Performance explanation
Based on transaction prices, the fund's return was -3.93%. In August, the strategy underperformed the broader MSCI World Index. Three stocks are behind the relative underperformance. Two solar-exposed names, SolarEdge and Shoals, and a power semiconductor company, Infineon. The solar-exposed companies experienced a sharp sentiment deterioration, especially during the summer months. We are likely close to the peak bearishness towards solar companies. The two solar companies predominantly serve commercial solar clients, where demand continues to be strong, but the companies are still impacted by the overall unfriendly solar sentiment. Infineon's price weakness can be attributed partly to the high expectations that were not fully met in the latest quarterly report, and partly also to the unwinding of the benefits from the Covid-era supply overstocking frenzy. However, the key underlying demand is continuously strong, supported by growth in electric vehicles sales globally. The largest positive relative contribution versus the MSCI World Index came from the electrical companies that service the utilities sector.
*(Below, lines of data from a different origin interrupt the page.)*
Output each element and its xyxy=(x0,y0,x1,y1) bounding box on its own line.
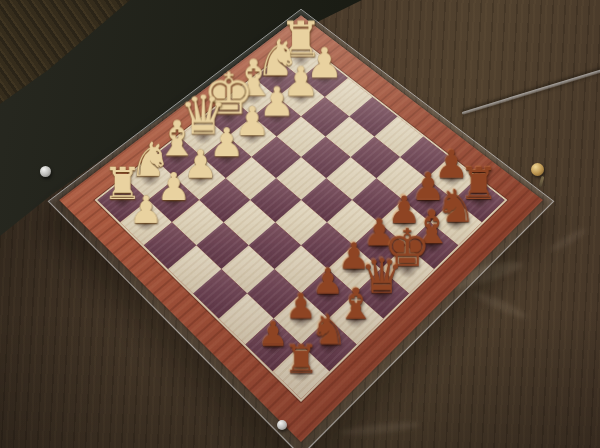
table-scuff-mark xyxy=(471,288,530,322)
square-a8[interactable]: ♜ xyxy=(273,345,330,399)
table-scuff-mark xyxy=(549,227,588,254)
standoff-left-silver xyxy=(40,166,51,177)
standoff-right-brass xyxy=(531,163,544,176)
table-edge-line xyxy=(462,68,600,115)
chessboard-photo-scene: ♜♟♟♜♞♟♟♞♝♟♟♝♚♟♟♚♛♟♟♛♝♟♟♝♞♟♟♞♜♟♟♜ xyxy=(0,0,600,448)
table-scuff-mark xyxy=(340,420,421,437)
black-rook-a8[interactable]: ♜ xyxy=(263,339,338,378)
standoff-bottom-silver xyxy=(277,420,287,430)
white-pawn-a2[interactable]: ♟ xyxy=(112,191,181,229)
brass-standoff-leg xyxy=(539,176,545,187)
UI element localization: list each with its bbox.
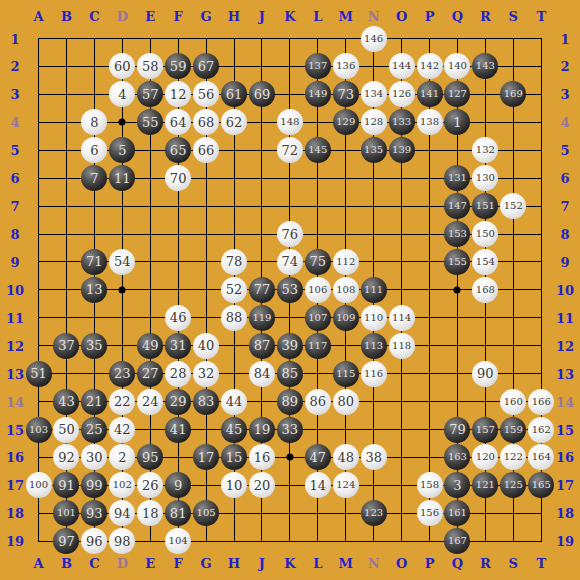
stone-black-C10[interactable]: 13 [81,277,107,303]
stone-black-F18[interactable]: 81 [165,500,191,526]
move-number: 35 [86,339,103,352]
stone-black-C12[interactable]: 35 [81,333,107,359]
move-number: 107 [308,313,327,323]
move-number: 153 [448,229,467,239]
row-label-left-17: 17 [6,478,24,493]
stone-white-D2[interactable]: 60 [109,53,135,79]
move-number: 138 [420,117,439,127]
move-number: 28 [170,367,187,380]
row-label-left-5: 5 [10,143,19,158]
stone-black-F17[interactable]: 9 [165,472,191,498]
move-number: 49 [142,339,159,352]
go-board[interactable]: AABBCCDDEEFFGGHHJJKKLLMMNNOOPPQQRRSSTT11… [0,0,580,580]
stone-white-H9[interactable]: 78 [221,249,247,275]
stone-white-K9[interactable]: 74 [277,249,303,275]
stone-black-Q6[interactable]: 131 [444,165,470,191]
row-label-right-2: 2 [560,59,569,74]
move-number: 62 [226,116,243,129]
col-label-top-E: E [145,9,155,24]
move-number: 70 [170,172,187,185]
move-number: 97 [58,535,75,548]
col-label-top-Q: Q [452,9,463,24]
stone-black-Q18[interactable]: 161 [444,500,470,526]
col-label-top-G: G [201,9,212,24]
stone-black-M4[interactable]: 129 [333,109,359,135]
stone-black-G2[interactable]: 67 [193,53,219,79]
move-number: 26 [142,479,159,492]
col-label-top-L: L [313,9,322,24]
stone-white-B16[interactable]: 92 [53,444,79,470]
stone-black-E12[interactable]: 49 [137,333,163,359]
move-number: 167 [448,536,467,546]
stone-black-B12[interactable]: 37 [53,333,79,359]
move-number: 22 [114,395,131,408]
col-label-top-J: J [259,9,265,24]
stone-black-M13[interactable]: 115 [333,361,359,387]
stone-black-C14[interactable]: 21 [81,389,107,415]
stone-black-A13[interactable]: 51 [26,361,52,387]
stone-black-B17[interactable]: 91 [53,472,79,498]
stone-black-E4[interactable]: 55 [137,109,163,135]
stone-black-O4[interactable]: 133 [389,109,415,135]
stone-white-M2[interactable]: 136 [333,53,359,79]
stone-black-D5[interactable]: 5 [109,137,135,163]
move-number: 115 [336,369,355,379]
stone-black-L5[interactable]: 145 [305,137,331,163]
stone-black-K15[interactable]: 33 [277,417,303,443]
move-number: 166 [532,397,551,407]
stone-black-F14[interactable]: 29 [165,389,191,415]
stone-white-F4[interactable]: 64 [165,109,191,135]
star-point-K16 [286,454,293,461]
move-number: 55 [142,116,159,129]
move-number: 112 [336,257,355,267]
move-number: 88 [226,311,243,324]
stone-white-A17[interactable]: 100 [26,472,52,498]
stone-black-L2[interactable]: 137 [305,53,331,79]
move-number: 1 [453,116,461,129]
stone-black-L12[interactable]: 117 [305,333,331,359]
stone-black-L9[interactable]: 75 [305,249,331,275]
stone-white-L17[interactable]: 14 [305,472,331,498]
move-number: 31 [170,339,187,352]
move-number: 131 [448,173,467,183]
stone-white-R5[interactable]: 132 [472,137,498,163]
move-number: 33 [282,423,299,436]
move-number: 137 [308,61,327,71]
stone-black-H16[interactable]: 15 [221,444,247,470]
stone-white-D3[interactable]: 4 [109,81,135,107]
col-label-bottom-O: O [396,556,407,571]
move-number: 66 [198,144,215,157]
move-number: 18 [142,507,159,520]
row-label-right-12: 12 [556,338,574,353]
stone-black-C17[interactable]: 99 [81,472,107,498]
stone-black-D6[interactable]: 11 [109,165,135,191]
stone-white-B15[interactable]: 50 [53,417,79,443]
col-label-top-O: O [396,9,407,24]
move-number: 8 [90,116,98,129]
stone-white-T16[interactable]: 164 [528,444,554,470]
stone-white-M17[interactable]: 124 [333,472,359,498]
stone-white-O11[interactable]: 114 [389,305,415,331]
stone-black-F15[interactable]: 41 [165,417,191,443]
stone-white-M14[interactable]: 80 [333,389,359,415]
stone-black-A15[interactable]: 103 [26,417,52,443]
move-number: 15 [226,451,243,464]
stone-white-N3[interactable]: 134 [361,81,387,107]
stone-black-B14[interactable]: 43 [53,389,79,415]
stone-white-K5[interactable]: 72 [277,137,303,163]
stone-black-G16[interactable]: 17 [193,444,219,470]
move-number: 14 [310,479,327,492]
move-number: 102 [113,480,132,490]
stone-black-S15[interactable]: 159 [500,417,526,443]
row-label-left-2: 2 [10,59,19,74]
move-number: 91 [58,479,75,492]
stone-black-C9[interactable]: 71 [81,249,107,275]
move-number: 9 [174,479,182,492]
move-number: 157 [476,425,495,435]
col-label-bottom-P: P [425,556,435,571]
stone-white-H11[interactable]: 88 [221,305,247,331]
row-label-right-17: 17 [556,478,574,493]
move-number: 67 [198,60,215,73]
stone-white-E18[interactable]: 18 [137,500,163,526]
stone-black-Q3[interactable]: 127 [444,81,470,107]
stone-white-F11[interactable]: 46 [165,305,191,331]
row-label-left-6: 6 [10,171,19,186]
stone-white-E2[interactable]: 58 [137,53,163,79]
move-number: 129 [336,117,355,127]
stone-black-N12[interactable]: 113 [361,333,387,359]
stone-black-L3[interactable]: 149 [305,81,331,107]
stone-black-L16[interactable]: 47 [305,444,331,470]
stone-white-C19[interactable]: 96 [81,528,107,554]
stone-black-C15[interactable]: 25 [81,417,107,443]
move-number: 79 [449,423,466,436]
row-label-left-16: 16 [6,450,24,465]
stone-black-S17[interactable]: 125 [500,472,526,498]
move-number: 56 [198,88,215,101]
stone-black-B18[interactable]: 101 [53,500,79,526]
move-number: 11 [114,172,131,185]
move-number: 30 [86,451,103,464]
stone-white-O3[interactable]: 126 [389,81,415,107]
stone-black-O5[interactable]: 139 [389,137,415,163]
stone-black-C6[interactable]: 7 [81,165,107,191]
col-label-bottom-E: E [145,556,155,571]
move-number: 158 [420,480,439,490]
stone-white-H14[interactable]: 44 [221,389,247,415]
stone-white-N1[interactable]: 146 [361,26,387,52]
stone-black-R17[interactable]: 121 [472,472,498,498]
move-number: 118 [392,341,411,351]
stone-white-P2[interactable]: 142 [417,53,443,79]
stone-black-F2[interactable]: 59 [165,53,191,79]
move-number: 38 [365,451,382,464]
move-number: 13 [86,283,103,296]
stone-white-D18[interactable]: 94 [109,500,135,526]
stone-black-G14[interactable]: 83 [193,389,219,415]
move-number: 19 [254,423,271,436]
stone-white-G5[interactable]: 66 [193,137,219,163]
stone-black-M11[interactable]: 109 [333,305,359,331]
move-number: 10 [226,479,243,492]
move-number: 135 [364,145,383,155]
stone-black-K14[interactable]: 89 [277,389,303,415]
move-number: 74 [282,255,299,268]
stone-black-F12[interactable]: 31 [165,333,191,359]
move-number: 140 [448,61,467,71]
move-number: 58 [142,60,159,73]
stone-white-S7[interactable]: 152 [500,193,526,219]
row-label-right-9: 9 [560,254,569,269]
stone-black-R7[interactable]: 151 [472,193,498,219]
stone-black-Q4[interactable]: 1 [444,109,470,135]
stone-black-J11[interactable]: 119 [249,305,275,331]
col-label-top-R: R [480,9,491,24]
move-number: 76 [282,228,299,241]
stone-white-T14[interactable]: 166 [528,389,554,415]
move-number: 86 [310,395,327,408]
row-label-right-6: 6 [560,171,569,186]
col-label-top-H: H [228,9,240,24]
move-number: 3 [453,479,461,492]
stone-black-H3[interactable]: 61 [221,81,247,107]
stone-black-M3[interactable]: 73 [333,81,359,107]
stone-black-Q7[interactable]: 147 [444,193,470,219]
stone-white-O12[interactable]: 118 [389,333,415,359]
stone-white-E17[interactable]: 26 [137,472,163,498]
col-label-bottom-L: L [313,556,322,571]
stone-white-H17[interactable]: 10 [221,472,247,498]
move-number: 113 [364,341,383,351]
stone-black-B19[interactable]: 97 [53,528,79,554]
stone-white-K8[interactable]: 76 [277,221,303,247]
move-number: 142 [420,61,439,71]
move-number: 141 [420,89,439,99]
move-number: 159 [504,425,523,435]
stone-black-J3[interactable]: 69 [249,81,275,107]
stone-white-E14[interactable]: 24 [137,389,163,415]
move-number: 114 [392,313,411,323]
col-label-bottom-S: S [509,556,518,571]
stone-white-G13[interactable]: 32 [193,361,219,387]
move-number: 130 [476,173,495,183]
stone-black-L11[interactable]: 107 [305,305,331,331]
stone-black-N18[interactable]: 123 [361,500,387,526]
col-label-top-F: F [174,9,183,24]
stone-white-M10[interactable]: 108 [333,277,359,303]
stone-white-H10[interactable]: 52 [221,277,247,303]
stone-white-F19[interactable]: 104 [165,528,191,554]
move-number: 87 [254,339,271,352]
stone-white-J13[interactable]: 84 [249,361,275,387]
stone-black-J10[interactable]: 77 [249,277,275,303]
move-number: 95 [142,451,159,464]
stone-black-H15[interactable]: 45 [221,417,247,443]
stone-white-J16[interactable]: 16 [249,444,275,470]
move-number: 161 [448,508,467,518]
stone-white-R9[interactable]: 154 [472,249,498,275]
col-label-top-K: K [284,9,295,24]
move-number: 60 [114,60,131,73]
col-label-bottom-F: F [174,556,183,571]
move-number: 121 [476,480,495,490]
stone-white-M16[interactable]: 48 [333,444,359,470]
stone-white-S14[interactable]: 160 [500,389,526,415]
stone-black-F5[interactable]: 65 [165,137,191,163]
stone-white-N13[interactable]: 116 [361,361,387,387]
move-number: 124 [336,480,355,490]
stone-white-G3[interactable]: 56 [193,81,219,107]
move-number: 39 [282,339,299,352]
stone-white-C4[interactable]: 8 [81,109,107,135]
stone-white-D16[interactable]: 2 [109,444,135,470]
col-label-bottom-A: A [33,556,43,571]
col-label-bottom-R: R [480,556,491,571]
stone-black-Q8[interactable]: 153 [444,221,470,247]
stone-black-K10[interactable]: 53 [277,277,303,303]
move-number: 45 [226,423,243,436]
stone-black-R2[interactable]: 143 [472,53,498,79]
stone-white-D9[interactable]: 54 [109,249,135,275]
stone-black-E13[interactable]: 27 [137,361,163,387]
stone-black-K13[interactable]: 85 [277,361,303,387]
move-number: 54 [114,255,131,268]
stone-black-R15[interactable]: 157 [472,417,498,443]
stone-black-K12[interactable]: 39 [277,333,303,359]
stone-black-Q9[interactable]: 155 [444,249,470,275]
stone-white-K4[interactable]: 148 [277,109,303,135]
stone-black-D13[interactable]: 23 [109,361,135,387]
stone-white-F6[interactable]: 70 [165,165,191,191]
stone-black-P3[interactable]: 141 [417,81,443,107]
move-number: 99 [86,479,103,492]
stone-white-L10[interactable]: 106 [305,277,331,303]
stone-white-R6[interactable]: 130 [472,165,498,191]
row-label-left-18: 18 [6,506,24,521]
move-number: 41 [170,423,187,436]
stone-black-J15[interactable]: 19 [249,417,275,443]
stone-black-Q15[interactable]: 79 [444,417,470,443]
stone-black-C18[interactable]: 93 [81,500,107,526]
row-label-right-11: 11 [556,310,574,325]
move-number: 90 [477,367,494,380]
stone-white-P17[interactable]: 158 [417,472,443,498]
stone-white-N16[interactable]: 38 [361,444,387,470]
move-number: 59 [170,60,187,73]
stone-white-F3[interactable]: 12 [165,81,191,107]
stone-black-G18[interactable]: 105 [193,500,219,526]
stone-white-P18[interactable]: 156 [417,500,443,526]
stone-white-Q2[interactable]: 140 [444,53,470,79]
star-point-Q10 [454,286,461,293]
star-point-D4 [119,119,126,126]
move-number: 136 [336,61,355,71]
move-number: 169 [504,89,523,99]
stone-white-L14[interactable]: 86 [305,389,331,415]
move-number: 116 [364,369,383,379]
stone-white-S16[interactable]: 122 [500,444,526,470]
move-number: 122 [504,452,523,462]
row-label-left-15: 15 [6,422,24,437]
stone-white-J17[interactable]: 20 [249,472,275,498]
move-number: 68 [198,116,215,129]
stone-black-S3[interactable]: 169 [500,81,526,107]
col-label-bottom-T: T [536,556,546,571]
stone-white-C5[interactable]: 6 [81,137,107,163]
move-number: 156 [420,508,439,518]
stone-white-P4[interactable]: 138 [417,109,443,135]
stone-white-O2[interactable]: 144 [389,53,415,79]
stone-white-D15[interactable]: 42 [109,417,135,443]
stone-white-N11[interactable]: 110 [361,305,387,331]
stone-white-D17[interactable]: 102 [109,472,135,498]
stone-black-E3[interactable]: 57 [137,81,163,107]
row-label-left-3: 3 [10,87,19,102]
move-number: 93 [86,507,103,520]
stone-black-T17[interactable]: 165 [528,472,554,498]
stone-black-N5[interactable]: 135 [361,137,387,163]
stone-white-N4[interactable]: 128 [361,109,387,135]
stone-white-H4[interactable]: 62 [221,109,247,135]
move-number: 92 [58,451,75,464]
stone-white-D19[interactable]: 98 [109,528,135,554]
row-label-right-1: 1 [560,31,569,46]
stone-white-F13[interactable]: 28 [165,361,191,387]
move-number: 44 [226,395,243,408]
col-label-top-C: C [89,9,99,24]
stone-black-E16[interactable]: 95 [137,444,163,470]
stone-white-R16[interactable]: 120 [472,444,498,470]
stone-white-R10[interactable]: 168 [472,277,498,303]
stone-white-D14[interactable]: 22 [109,389,135,415]
row-label-left-19: 19 [6,534,24,549]
move-number: 85 [282,367,299,380]
stone-black-Q17[interactable]: 3 [444,472,470,498]
move-number: 17 [198,451,215,464]
stone-black-Q19[interactable]: 167 [444,528,470,554]
stone-black-Q16[interactable]: 163 [444,444,470,470]
move-number: 81 [170,507,187,520]
stone-white-M9[interactable]: 112 [333,249,359,275]
move-number: 24 [142,395,159,408]
row-label-left-11: 11 [6,310,24,325]
move-number: 128 [364,117,383,127]
stone-white-R13[interactable]: 90 [472,361,498,387]
move-number: 65 [170,144,187,157]
stone-white-G4[interactable]: 68 [193,109,219,135]
stone-white-R8[interactable]: 150 [472,221,498,247]
col-label-top-N: N [368,9,380,24]
move-number: 126 [392,89,411,99]
row-label-left-10: 10 [6,282,24,297]
move-number: 51 [30,367,47,380]
move-number: 133 [392,117,411,127]
move-number: 154 [476,257,495,267]
col-label-bottom-J: J [259,556,265,571]
row-label-right-7: 7 [560,199,569,214]
stone-black-J12[interactable]: 87 [249,333,275,359]
stone-white-T15[interactable]: 162 [528,417,554,443]
stone-white-C16[interactable]: 30 [81,444,107,470]
move-number: 132 [476,145,495,155]
stone-black-N10[interactable]: 111 [361,277,387,303]
stone-white-G12[interactable]: 40 [193,333,219,359]
move-number: 96 [86,535,103,548]
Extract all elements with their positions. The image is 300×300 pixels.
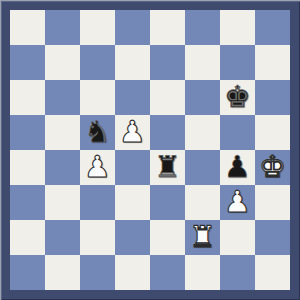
square-b5[interactable] xyxy=(45,115,80,150)
square-d6[interactable] xyxy=(115,80,150,115)
square-b1[interactable] xyxy=(45,255,80,290)
square-a8[interactable] xyxy=(10,10,45,45)
black-knight[interactable]: ♞ xyxy=(84,115,111,149)
square-c3[interactable] xyxy=(80,185,115,220)
square-h3[interactable] xyxy=(255,185,290,220)
square-f7[interactable] xyxy=(185,45,220,80)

In August, the strategy slightly underperformed the internal thematic benchmark.
Expectation of fund manager

Natalie Falkman
The month of August illustrated clearly that at the current high levels of interest rates, the prospects of fewer rate hikes outweigh potential concerns around economic data being weak. Equity investors seem to view additional rate hikes as being negative for underlying demand, both retail and corporate, as well as negative for the current AI darlings and their relatively high valuations. Fresh macro data on employment indicates that labor markets are starting to cool off. Investors hope that for the Fed, these numbers should help to abate inflationary concerns. The balancing act of a soft landing seems to still be the base case, which would be supportive of equity markets for the remainder of this year. The positive parameter for many of the fund's holdings is that investments in sustainability and electrification remain consistent. Companies and governments continue to invest in becoming cleaner and more innovative to retain attractive partners and suppliers as their clients. This does not only support underlying demand for these companies but also creates visibility, allowing further investment in top-line growth.